The mathematics of compression in database systems

thesz 4 hours ago

Arithmetic coding of a single bit preserves ordering of encoded bits, if CDF(1) > CDF(0). If byte's encoding process is going from higher bits to lower bits, arithmetic coding (even with dynamic model) will preserve ordering of individual bytes.

In the end, arithmetic coding preserves ordering of encoded strings. Thus, comparison operations can be performed on the compressed representation of strings (and big-endian representations of integers and even floating point values), without the need to decompress data until that decompressed strings are needed.

Another view: strings are compared by memcmp as if they are mantissas with the base 256. "hi!" is 'h'(1/256)+'i'(1/256)^2+'!'(1/256)^3+0(1/256)^4 and then there are zeroes to the infinity. Arithmetic encoding represents encoded strings as mantissas where base is 2. Range coding can utilize other bases such as 256.

srean 6 hours ago

Then there is this eternal conversation about whether on should encrypt and then compress or compress and then encrypt.

Encrypted data will not compress well because encryption needs to remove patterns and patterns are what one exploits for compression.
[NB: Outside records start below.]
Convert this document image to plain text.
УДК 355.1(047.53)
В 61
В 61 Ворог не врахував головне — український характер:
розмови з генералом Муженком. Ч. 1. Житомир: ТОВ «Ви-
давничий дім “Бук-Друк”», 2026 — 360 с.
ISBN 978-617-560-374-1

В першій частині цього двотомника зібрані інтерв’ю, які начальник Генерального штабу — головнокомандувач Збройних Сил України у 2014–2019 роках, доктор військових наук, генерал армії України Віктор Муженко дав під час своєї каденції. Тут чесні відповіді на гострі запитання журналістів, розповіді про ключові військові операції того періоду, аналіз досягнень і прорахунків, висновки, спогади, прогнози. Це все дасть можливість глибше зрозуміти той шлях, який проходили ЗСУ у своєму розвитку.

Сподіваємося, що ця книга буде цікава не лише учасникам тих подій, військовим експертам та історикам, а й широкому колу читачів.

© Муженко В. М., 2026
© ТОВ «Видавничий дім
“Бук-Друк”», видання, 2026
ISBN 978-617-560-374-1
If you compress and then encrypt, yes you can leak information through the file sizes, but there isn't really a way out of this. Encryption and compression are fundamentally at odds with each other.

rcxdude 3 hours ago

The biggest risk if if you are compressing secrets alongside attacker-controlled data. Then there's a host of attacks on the secret that become possible.
smilliken 6 hours ago

Compress then encrypt is not an option because your encryption is broken if it can be compressed at all. Mathematically it's a near certainty that the compression would increase the file size when given an encrypted input.
- adrian_b 3 hours ago
  
  You mistyped "compress then encrypt".
  Your argument explains correctly that "encrypt then compress" is not an option, because in this order compress will do nothing, except wasting time and energy.
  On the other hand "compress then encrypt" is more secure then simple encryption, because even a weak encryption method may be difficult to break when applied only to compressed data, because this use is similar to encrypting random numbers, i.e. the statistical properties of the plaintext have already been hidden.
  The only disadvantage of "compress then encrypt" is in the less frequent cases when you are more concerned with deceiving traffic analysis of the amount of data sent than with saving resources, when you will pad anyway your useful data with irrelevant junk, to hide the real length of the data.
  If you send data that is highly compressible, even if you want to hide the length it may be advantageous to first compress the data, and then pad it with junk before encryption, to hide the length.
  Thus, you might e.g. compress the data 8 times, then double the length by padding and still send less data than without compression, while also masking the true length.
- srean 6 hours ago
  
  If you are saying that good encryption ought to make the result incompressible, then I agree with you.

ozgrakkurt 5 hours ago

Really interesting.

I was trying to implement a compression algorithm selection heuristic in some file format code I am developing. I found this to be too hard for me to reason about so basically gave up on it.

Feels like this blog post is getting there but there could be a more detailed sets of equations that actually calculate this based on some other parameters.

Having the code completely flexible and doing a full load production test with desired parameters to find the best tuning is an option but is also very difficult.

Also read this previously which I find similar.

https://rocksdb.org/blog/2021/12/29/ribbon-filter.html

esafak 6 hours ago

Your SSL cert is invalid.

pixl97 2 hours ago

Unless the user just updated it, the current cert has been valid for the last 12 days. Maybe you're getting MITM'ed or don't have the root in your trust store?
- esafak an hour ago
  
  Could be. I was in an educational environment at time of access.